I've always had a fascination with rainbows with their brilliant, bright colours sprawled magnificently across the sky.
These spectacular displays of light have been the focus of many a song, poem, phrase and more recently, a symbol of the LGBTIQ+ community.
They were also recently used as a motif of hope across Europe during the initial stages of Covid-19 lockdowns, whereby children would paint them on windows for passersby to count.
According to National Geographic, a rainbow is 'a multi-coloured arc made by light striking water droplets'.
They are an optical illusion, an actual full circle, and most commonly produced when sunlight strikes raindrops in front of a viewer at precisely 42 degrees.
They can also be viewed around fog, sea spray, waterfalls or the garden sprinkler.
Upon scrolling through my phone recently, I realised just how many images and representations of rainbows I had captured over the years.
I've been fortunate to view rainbows all over the world, but always found they felt very distant and often as fleeting as they were striking.
It wasn't until I moved to Aotearoa New Zealand in early 2021 and in particular, the Far North, that I started to notice them more frequently and in closer range than before.
It made me wonder if this was simply a Northland phenomenon or if rainbows here were in fact brighter and/or closer than in other countries.
I decided to do some research and to call on an expert to find out more.
It was during my search for 'said' expert I discovered there was in fact no such thing as a 'rainbow expert', or at least not here in New Zealand.
During my campaign to find out more about rainbows, I came to understand there was in fact a giant gap in terms of research regarding these beautiful sky arches.
After attempting to trawl through Google for answers, I managed to finally get a hold of the next best thing- a weatherman from way back, Tony Bromley.
Bromley has been working in the weather space for more than 58 years and is now New Zealand's National Institute of Water and Atmospheric Research (Niwa) Principal Technician for Atmosphere.
He started his career with the New Zealand Meteorological Service in 1963 and stayed there until 1992 where it ceased to exist and was later renamed the MetService NZ Ltd as we know today.
Bromley informed me that, as far as he was aware, there were no official scientific studies on rainbows because, well, there wasn't any point.
"To my knowledge, there are only photographs of rainbows, but no official studies," he said.
"You could write a scientific paper, but I somehow doubt it would be a well-read paper."
I interpreted that to mean, for anyone in the Western science world, there had been no significant reason to study rainbows as they had no real "impact" or influence on us as humans.
"Nobody has ever sat down and counted the number of rainbows which appear in the sky each year," he said.
"They haven't been reported on as they don't really have any influence and are mainly judged on the amount of solar radiation they emit.
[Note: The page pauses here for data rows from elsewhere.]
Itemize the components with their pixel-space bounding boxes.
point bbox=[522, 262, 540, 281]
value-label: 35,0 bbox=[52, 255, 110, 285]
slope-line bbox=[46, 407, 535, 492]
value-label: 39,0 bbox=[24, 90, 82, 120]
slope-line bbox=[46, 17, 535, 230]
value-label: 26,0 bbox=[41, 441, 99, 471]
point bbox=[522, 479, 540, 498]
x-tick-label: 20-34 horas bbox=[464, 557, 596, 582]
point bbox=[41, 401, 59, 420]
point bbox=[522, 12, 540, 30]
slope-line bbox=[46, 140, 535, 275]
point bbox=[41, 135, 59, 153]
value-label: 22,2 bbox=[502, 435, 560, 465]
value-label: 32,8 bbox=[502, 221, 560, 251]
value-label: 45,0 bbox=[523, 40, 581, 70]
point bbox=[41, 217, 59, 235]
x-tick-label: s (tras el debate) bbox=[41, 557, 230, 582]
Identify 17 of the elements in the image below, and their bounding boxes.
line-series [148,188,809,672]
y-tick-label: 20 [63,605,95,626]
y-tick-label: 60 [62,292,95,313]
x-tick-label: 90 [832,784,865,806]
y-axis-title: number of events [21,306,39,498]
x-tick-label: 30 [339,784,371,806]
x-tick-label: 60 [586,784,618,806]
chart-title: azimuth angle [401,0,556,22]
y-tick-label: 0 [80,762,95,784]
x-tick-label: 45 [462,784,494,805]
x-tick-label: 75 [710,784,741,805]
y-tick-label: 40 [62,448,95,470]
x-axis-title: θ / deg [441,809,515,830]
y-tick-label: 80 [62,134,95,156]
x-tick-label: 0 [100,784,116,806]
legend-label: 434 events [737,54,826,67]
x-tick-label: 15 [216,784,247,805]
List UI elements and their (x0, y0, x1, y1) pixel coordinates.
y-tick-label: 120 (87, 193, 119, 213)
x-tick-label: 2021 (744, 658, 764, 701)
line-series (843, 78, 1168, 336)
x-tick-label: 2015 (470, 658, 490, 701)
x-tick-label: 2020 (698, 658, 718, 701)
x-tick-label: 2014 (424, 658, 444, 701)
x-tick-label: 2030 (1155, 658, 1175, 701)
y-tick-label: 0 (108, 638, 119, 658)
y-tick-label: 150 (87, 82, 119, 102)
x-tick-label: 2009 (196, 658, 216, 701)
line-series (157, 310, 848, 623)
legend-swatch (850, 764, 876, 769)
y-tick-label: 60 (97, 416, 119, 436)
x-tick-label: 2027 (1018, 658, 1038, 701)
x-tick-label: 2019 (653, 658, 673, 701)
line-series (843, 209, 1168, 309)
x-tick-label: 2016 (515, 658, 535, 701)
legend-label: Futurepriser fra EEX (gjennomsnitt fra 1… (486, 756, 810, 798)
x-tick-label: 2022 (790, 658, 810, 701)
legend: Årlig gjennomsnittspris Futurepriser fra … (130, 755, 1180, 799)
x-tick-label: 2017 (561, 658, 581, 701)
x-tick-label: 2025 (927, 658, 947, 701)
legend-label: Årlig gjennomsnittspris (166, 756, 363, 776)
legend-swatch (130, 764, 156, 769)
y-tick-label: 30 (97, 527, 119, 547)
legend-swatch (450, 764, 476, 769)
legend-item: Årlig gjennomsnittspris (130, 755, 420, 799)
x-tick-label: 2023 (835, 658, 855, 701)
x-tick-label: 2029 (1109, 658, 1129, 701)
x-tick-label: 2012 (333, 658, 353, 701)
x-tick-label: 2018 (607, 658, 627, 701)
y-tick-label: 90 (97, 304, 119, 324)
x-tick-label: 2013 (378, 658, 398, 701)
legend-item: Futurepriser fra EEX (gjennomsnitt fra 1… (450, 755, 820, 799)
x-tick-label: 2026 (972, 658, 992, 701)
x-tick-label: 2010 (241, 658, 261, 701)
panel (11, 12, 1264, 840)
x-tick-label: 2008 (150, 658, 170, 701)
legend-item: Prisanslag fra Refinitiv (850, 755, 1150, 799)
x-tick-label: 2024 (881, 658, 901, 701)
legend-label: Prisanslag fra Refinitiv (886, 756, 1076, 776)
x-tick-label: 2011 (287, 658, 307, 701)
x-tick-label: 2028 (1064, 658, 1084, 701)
"They are a refraction of sunlight and their reflection, through the water particles, gives the colours you see."
With regards to whether Northland produced more rainbows than elsewhere, Bromley said a number of factors regarding our climate were likely contributing to their frequency appearing in the sky.
"Compared to other places in New Zealand, there certainly isn't any difference in the number of rainbows in Northland compared to the rest of the country," he said matter of factly.
"It primarily has to do with showery weather and the sun, so maybe down the west coast of the South Island, you may see less, but they still get showers and rainbows, although they tend to get more rain and less sunshine."
He said compared to other countries, he didn't think there was any difference in what occurred there either, however, pollution and climate change could be contributing factors to a lack of evident rainbows.
"The sky is a lot clearer here than in places like Europe, North America or Asia, so even though there are rainbows there too, there is greater pollution which means rainbows aren't near as bright or shiny," he said.
"Compared to somewhere like Queensland (Australia) you probably see more here because there is a lot more showery weather.
"The frequency of rainbows also depends on the time of year, so in the summertime here, the showery weather is more settled and you don't see those same lows coming over from Australia."
So what about how close rainbows appear here in New Zealand? And will anyone ever be able to reach that infamous pot of gold at the bottom of the rainbow?
"Unfortunately, rainbows here are no closer or further away than anywhere else in the world," Bromley said.
"It really just depends on where you are standing and the angle of the sun and where the water is in the atmosphere," he said.
"You could start walking towards them and they could either bounce ahead of you or 'jump' behind you.
"If you are lucky and there is clarity with showery conditions, you may even see a double rainbow, but you will never be able to reach one."
So my theory about bigger, brighter, closer-range rainbows here in Northland simply turned out to be an illusion of my mind it would seem.
Whatever the case, there is no doubt rainbows are magnificent and intriguing and one of life's beautiful miracles.